For two decades, Jim Killen has served as the science fiction and fantasy book buyer for Barnes & Noble. Every month on Tor.com and the B&N Sci-Fi & Fantasy Blog, Jim shares his curated list of the month’s best science fiction & fantasy books.
The Tangled Lands, by Paolo Bacigalupi and Tobias S. Buckell (February 27, Saga Press—Paperback)
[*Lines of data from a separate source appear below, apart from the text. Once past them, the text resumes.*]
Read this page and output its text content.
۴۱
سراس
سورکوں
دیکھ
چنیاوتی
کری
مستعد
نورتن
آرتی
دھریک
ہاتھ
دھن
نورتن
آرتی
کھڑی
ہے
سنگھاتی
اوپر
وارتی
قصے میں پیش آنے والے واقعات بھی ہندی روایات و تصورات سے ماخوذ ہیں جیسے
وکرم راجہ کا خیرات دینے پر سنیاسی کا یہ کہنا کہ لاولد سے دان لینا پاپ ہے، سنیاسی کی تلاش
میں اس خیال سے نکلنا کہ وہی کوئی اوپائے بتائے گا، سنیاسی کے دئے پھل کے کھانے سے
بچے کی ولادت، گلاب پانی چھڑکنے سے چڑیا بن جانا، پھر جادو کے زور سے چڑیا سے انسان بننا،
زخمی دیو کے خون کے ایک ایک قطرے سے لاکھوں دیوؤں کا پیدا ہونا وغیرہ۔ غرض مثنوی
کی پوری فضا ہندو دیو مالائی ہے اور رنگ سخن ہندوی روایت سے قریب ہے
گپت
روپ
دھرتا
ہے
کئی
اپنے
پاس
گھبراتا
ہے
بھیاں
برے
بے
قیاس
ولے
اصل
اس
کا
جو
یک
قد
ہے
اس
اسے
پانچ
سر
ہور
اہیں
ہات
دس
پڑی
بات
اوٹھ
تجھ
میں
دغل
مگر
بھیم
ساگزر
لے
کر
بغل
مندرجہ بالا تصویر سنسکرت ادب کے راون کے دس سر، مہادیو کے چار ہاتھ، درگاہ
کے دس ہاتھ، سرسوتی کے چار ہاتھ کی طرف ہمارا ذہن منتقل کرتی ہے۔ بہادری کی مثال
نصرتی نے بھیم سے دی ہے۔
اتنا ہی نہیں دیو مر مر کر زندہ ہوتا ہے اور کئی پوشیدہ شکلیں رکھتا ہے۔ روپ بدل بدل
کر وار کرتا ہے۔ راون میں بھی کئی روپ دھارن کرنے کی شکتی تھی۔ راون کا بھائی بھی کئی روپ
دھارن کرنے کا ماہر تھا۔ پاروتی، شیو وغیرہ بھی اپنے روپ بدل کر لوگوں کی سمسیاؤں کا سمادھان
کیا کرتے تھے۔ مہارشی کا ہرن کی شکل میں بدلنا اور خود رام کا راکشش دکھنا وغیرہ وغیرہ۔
Khaim is the last city left from a crumbled empire that became overreliant on magic, overusing it until it turned toxic. Magic is outlawed in Khaim both so its ruler, the Jolly Mayor, can consolidate magical power in his own hands and because the use of magic encourages the growth of bramble, a deadly vine that puts people into comas when nearby or kills instantly with a thorn-prick. Written as four novellas (two by each author; two of them previously published and two of them new), this environmentalist fantasy tells the story of a city being strangled by a polluted and misused natural resource—which doesn’t stop bad actors from trying to use it to further their own power and control. As a brilliant alchemist tries to find a way to stop bramble, a group of women warriors fight against encroaching tyranny.
Olympus Bound, by Jordanna Max Brodsky (February 13, Orbit—Hardcover)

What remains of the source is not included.